I understand this. What you seem to be missing is that in the general
case, there isn't a single, canonical answer that will *always* be
correct.

If you are deleting 1 object, there are O(N*M) objects that need to be
updated, where N is the number of models X that have a relation to the
object being deleted, and M is the number of instances of X that have
a relation to the object being deleted.

As an example: I have an Author, Article and Address record. Article
and Address both have a FK on Author. If I delete Author "John", I
need to do something to any Article and Address record that points at
John. In my business logic, I want to update all Articles to point at
a dummy author, but I want to cascade delete all the Address records.
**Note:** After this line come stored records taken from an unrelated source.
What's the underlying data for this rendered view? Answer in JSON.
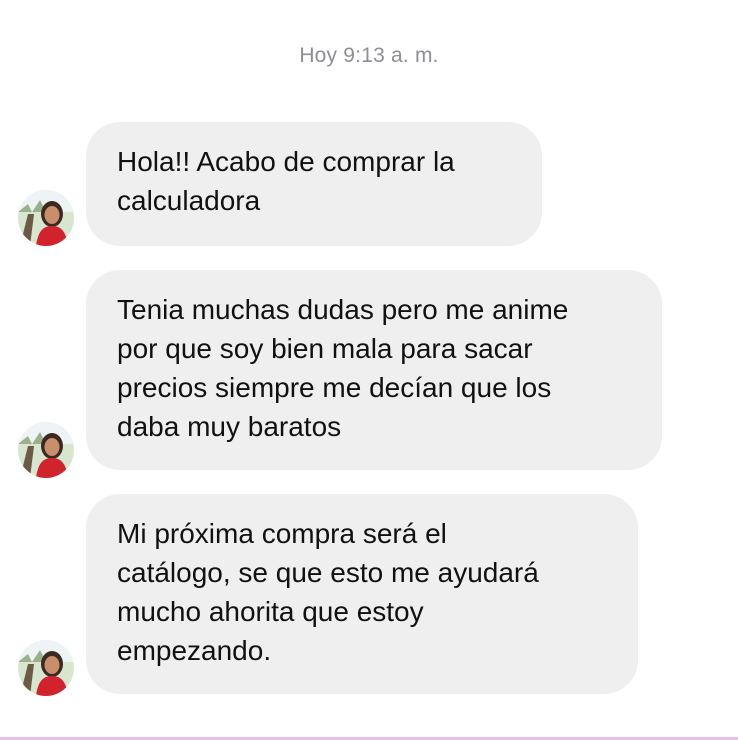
{
  "conversation": {
    "timestamp": "Hoy 9:13 a. m.",
    "messages": [
      {
        "lines": [
          "Hola!! Acabo de comprar la",
          "calculadora"
        ]
      },
      {
        "lines": [
          "Tenia muchas dudas pero me anime",
          "por que soy bien mala para sacar",
          "precios siempre me decían que los",
          "daba muy baratos"
        ]
      },
      {
        "lines": [
          "Mi próxima compra será el",
          "catálogo, se que esto me ayudará",
          "mucho ahorita que estoy",
          "empezando."
        ]
      }
    ]
  },
  "colors": {
    "bubble_bg": "#efeff0",
    "timestamp": "#8e8e93",
    "text": "#111111",
    "bottom_accent": "#e8bfe8"
  },
  "icons": {
    "avatar": "contact-avatar-photo"
  }
}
To complicate issues some more - lets say I want some Article records
to point at a dummy author, and some to point at a new author that is
going to take responsibility. I need to be able to select which
authors will be applied to which articles. There might even be a
programatic scheme that I can use to semi-automate this reassignment
(or automate the initial values prior to a formal confirmation by the
site admin).

Next complication -- if you're doing a bulk delete of P objects (using
an admin delete action), all the decisions that had to be done N*M
times now need to be done P*N*M times.

On top of all this, there are cascading problems. For example, lets
say Authors can belong to Teams. If I delete a team, I know I want to
cascade delete all the Authors that belong to that team. But the
Articles associated with members of those teams need to be reassigned.

Then consider the bulk deletion of teams, and so on.

The point I'm trying to make is that there is no single answer that we
can implement that will be right for all business cases. So the best
we can do is to make it *possible* to introduce pre-deletion cleanup
logic, make that interface as clean as we can, and leave it up to the
end user to implement a scheme that is appropriate for their
implementation. These are the 'hooks' that I'm referring to.

Once those hooks are in place, the simple "confirm you want to replace
all instances of X with Y" approach that you're proposing should be a
couple of lines of code, which will probably form the simple example
provided in documentation. However, it will be possible for other
users to implement more complex schemes, as appropriate.

> thanks Russ, but how to involve more people in this discussion, and
> take the discussion to a next step?

A prototype implementation would be a good start. I've been raising
design issues looking entirely from a public API perspective. I
haven't done any exploration of how this would be implemented, so I
have no idea what technical hurdles (if any) exist.